Where do you live? What type of turfgrass do you have. I’m on odd/even watering here. I know they are on 2 day a week in most of North Texas and yards look OK. Why don’t you try flexible scheduling and delete the days you cannot water. Set up all the zones based on soil type, sprinkler type etc. Check carefully the default precipitation rates for rotors. I believe the default is 1.0 inch. When the Rain Bird, Toro and Hunter catalogs have precipitation rates that average .5 or .6 inch per hour. The run times will then be adjusted every time there is an allowed irrigation day. You might ask your water utility if they would give you a variance for having an EPA WaterSense controller.


#3

If you are on a fixed schedule, open up the schedule and go to duration and bump it up there. I would love to know if that solves the problem for you.


#4

I would like to know which solution would work better. Seems like both should work.


#5

No your solution would be best, I just got the feeling this person did not want to get envolved with the intergalactic configuration so I provided an alternative.

Honestly I would rather help the person get flex daily going, but that needs to be posted in the flex category


#6

Thanks all for the replies.

I live in Northern California (San Jose area). We’ve been here 13 years and I know exactly how many minutes each zone needs during each season (I keep a log). I’ve been on twice/weekly for quite a number of years (before it was mandated). I don’t know the flow rates of a lot of the heads (I only have bush/lawn pop up and stationary heads), but I would have thought that if I need a zone to run x number of minutes (whether all at once or split) in the spring or fall for a green lawn, it would be able to calculate the summer requirements. In the spring/fall, some zones only run 6-8 minutes twice a week, but in the middle of the summer, they need 25 minutes twice a week.

I can ask the water district for a variance (since I got a rebate from them for purchasing the Rachio). And honestly, no-one can see my yard from the street (flag lot) so I’m on the honor system.

Your suggestion to change to flex and delete days I can’t water is interesting. But how does flex know to adjust appropriately while a fixed schedule would not? Seems like if it is flex but can only water twice a week, that would be the same as a fixed schedule (meaning either way the system should adjust for the amount of water needed for the days it can water.

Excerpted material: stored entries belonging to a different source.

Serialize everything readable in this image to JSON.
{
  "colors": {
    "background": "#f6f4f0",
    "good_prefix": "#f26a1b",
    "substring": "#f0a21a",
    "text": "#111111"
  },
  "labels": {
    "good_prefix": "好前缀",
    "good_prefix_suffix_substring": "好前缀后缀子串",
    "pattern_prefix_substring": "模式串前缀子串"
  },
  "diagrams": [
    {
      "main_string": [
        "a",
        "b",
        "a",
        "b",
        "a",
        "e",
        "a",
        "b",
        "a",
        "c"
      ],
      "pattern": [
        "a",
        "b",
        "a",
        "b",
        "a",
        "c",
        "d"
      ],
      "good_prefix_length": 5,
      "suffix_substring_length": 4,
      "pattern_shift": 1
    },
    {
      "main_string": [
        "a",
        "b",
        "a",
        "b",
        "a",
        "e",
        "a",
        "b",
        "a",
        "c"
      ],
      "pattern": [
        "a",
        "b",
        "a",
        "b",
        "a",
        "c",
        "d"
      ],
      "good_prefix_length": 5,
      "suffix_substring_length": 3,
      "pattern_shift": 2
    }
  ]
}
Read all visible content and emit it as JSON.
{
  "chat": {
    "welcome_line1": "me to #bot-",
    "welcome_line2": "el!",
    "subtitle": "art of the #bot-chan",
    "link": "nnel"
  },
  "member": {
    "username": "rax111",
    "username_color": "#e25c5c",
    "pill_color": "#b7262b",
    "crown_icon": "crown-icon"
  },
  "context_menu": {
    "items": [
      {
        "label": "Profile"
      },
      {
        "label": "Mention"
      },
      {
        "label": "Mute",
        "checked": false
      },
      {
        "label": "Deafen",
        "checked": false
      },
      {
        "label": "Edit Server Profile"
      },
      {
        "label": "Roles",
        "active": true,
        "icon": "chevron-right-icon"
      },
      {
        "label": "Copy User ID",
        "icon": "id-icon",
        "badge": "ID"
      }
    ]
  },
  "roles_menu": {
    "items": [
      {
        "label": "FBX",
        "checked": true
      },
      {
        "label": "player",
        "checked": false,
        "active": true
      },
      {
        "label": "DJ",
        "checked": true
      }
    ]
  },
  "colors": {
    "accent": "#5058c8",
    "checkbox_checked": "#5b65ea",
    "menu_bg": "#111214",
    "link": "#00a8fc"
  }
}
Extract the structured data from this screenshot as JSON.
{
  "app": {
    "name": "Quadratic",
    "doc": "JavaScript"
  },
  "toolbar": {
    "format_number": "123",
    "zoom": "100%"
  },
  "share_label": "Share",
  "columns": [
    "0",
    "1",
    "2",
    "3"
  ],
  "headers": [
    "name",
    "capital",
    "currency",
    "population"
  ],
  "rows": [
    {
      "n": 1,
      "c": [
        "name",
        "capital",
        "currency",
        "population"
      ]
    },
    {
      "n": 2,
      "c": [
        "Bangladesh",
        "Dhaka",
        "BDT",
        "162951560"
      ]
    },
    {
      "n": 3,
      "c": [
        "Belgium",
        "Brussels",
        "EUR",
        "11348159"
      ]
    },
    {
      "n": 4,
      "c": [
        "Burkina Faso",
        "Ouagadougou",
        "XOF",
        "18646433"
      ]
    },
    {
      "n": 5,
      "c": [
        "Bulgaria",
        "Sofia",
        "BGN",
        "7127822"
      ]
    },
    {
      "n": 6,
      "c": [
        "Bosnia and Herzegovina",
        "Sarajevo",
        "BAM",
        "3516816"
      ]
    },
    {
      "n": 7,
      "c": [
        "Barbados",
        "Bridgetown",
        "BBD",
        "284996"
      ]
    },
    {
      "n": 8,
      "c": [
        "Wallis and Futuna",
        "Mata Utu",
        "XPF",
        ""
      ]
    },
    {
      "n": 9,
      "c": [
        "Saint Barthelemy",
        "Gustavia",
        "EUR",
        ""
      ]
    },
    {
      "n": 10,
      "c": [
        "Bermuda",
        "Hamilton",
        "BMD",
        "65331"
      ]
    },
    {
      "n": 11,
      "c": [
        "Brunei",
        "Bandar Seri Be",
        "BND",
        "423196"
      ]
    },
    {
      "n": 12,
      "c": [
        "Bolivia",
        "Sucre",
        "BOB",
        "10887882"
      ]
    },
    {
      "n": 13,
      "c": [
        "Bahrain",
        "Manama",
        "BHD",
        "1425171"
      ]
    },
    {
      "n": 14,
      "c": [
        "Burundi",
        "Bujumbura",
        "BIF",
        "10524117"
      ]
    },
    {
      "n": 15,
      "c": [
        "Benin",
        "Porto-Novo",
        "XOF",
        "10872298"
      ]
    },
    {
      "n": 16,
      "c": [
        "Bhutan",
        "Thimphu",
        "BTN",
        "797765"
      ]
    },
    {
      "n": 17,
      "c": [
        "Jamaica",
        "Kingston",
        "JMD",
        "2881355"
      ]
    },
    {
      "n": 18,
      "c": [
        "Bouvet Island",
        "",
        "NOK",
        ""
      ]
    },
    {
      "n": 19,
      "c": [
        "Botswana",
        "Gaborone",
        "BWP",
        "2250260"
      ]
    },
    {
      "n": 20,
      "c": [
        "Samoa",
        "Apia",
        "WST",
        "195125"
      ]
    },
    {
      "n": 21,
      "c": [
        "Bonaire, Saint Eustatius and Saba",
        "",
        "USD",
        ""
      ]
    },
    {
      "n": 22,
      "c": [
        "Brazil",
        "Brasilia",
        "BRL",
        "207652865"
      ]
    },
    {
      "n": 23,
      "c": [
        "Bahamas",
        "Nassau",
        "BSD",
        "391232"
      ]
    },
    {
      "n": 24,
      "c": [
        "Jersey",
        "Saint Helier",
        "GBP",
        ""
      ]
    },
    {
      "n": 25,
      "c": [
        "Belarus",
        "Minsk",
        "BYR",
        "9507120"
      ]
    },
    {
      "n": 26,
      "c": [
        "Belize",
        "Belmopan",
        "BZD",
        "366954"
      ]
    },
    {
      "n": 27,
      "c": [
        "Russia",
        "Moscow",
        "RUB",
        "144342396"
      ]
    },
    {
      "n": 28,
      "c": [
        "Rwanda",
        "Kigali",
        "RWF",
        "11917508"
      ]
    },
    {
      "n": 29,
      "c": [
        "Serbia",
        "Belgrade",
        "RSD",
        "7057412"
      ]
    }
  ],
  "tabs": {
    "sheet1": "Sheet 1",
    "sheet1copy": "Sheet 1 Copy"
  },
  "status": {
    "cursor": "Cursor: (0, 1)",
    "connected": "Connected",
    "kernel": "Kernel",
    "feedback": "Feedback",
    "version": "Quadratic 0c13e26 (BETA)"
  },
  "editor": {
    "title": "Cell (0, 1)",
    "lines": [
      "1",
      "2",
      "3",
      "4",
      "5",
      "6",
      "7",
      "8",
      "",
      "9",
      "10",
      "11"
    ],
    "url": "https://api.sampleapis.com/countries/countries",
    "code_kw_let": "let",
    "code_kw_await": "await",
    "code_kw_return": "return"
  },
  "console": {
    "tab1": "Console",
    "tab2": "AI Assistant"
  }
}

I looked at some of the ones that were getting sufficient water in the spring (6 minutes) that should be at 20 or 25 minutes, and they are only at around 12. So I don’t know how to tell it it needs to run for 25 minutes now during a hot spell, but only 6 minutes in late fall.

I assume for flex, you need the flow rates of all heads (which I don’t have).


#7

Rachio, would you please address his questions? I think you are making this too technical.


#8

It’s a hard question you are asking. Flex is amazing because it tracks both inputs (water put down) and outputs (water used) to figure out when watering is needed. To do that, however, requires some thoughtful setup (if not measurement).

First off, your historical approach is not aligned with watering best practices. Your yard conditions alone dictate the length of a watering cycle. If, for example, a deep watering for one of your zones takes 25 minutes, it should take 25 minutes whether it is in the spring or the summer. The difference is that you will water less frequently in the spring, not for shorter run times. In order to use the Rachio to its potential, you must accept the “deep watering” philosophy. In fact, you might even find that you should be watering less frequently (but for longer) in the summer. Be open to that possibility.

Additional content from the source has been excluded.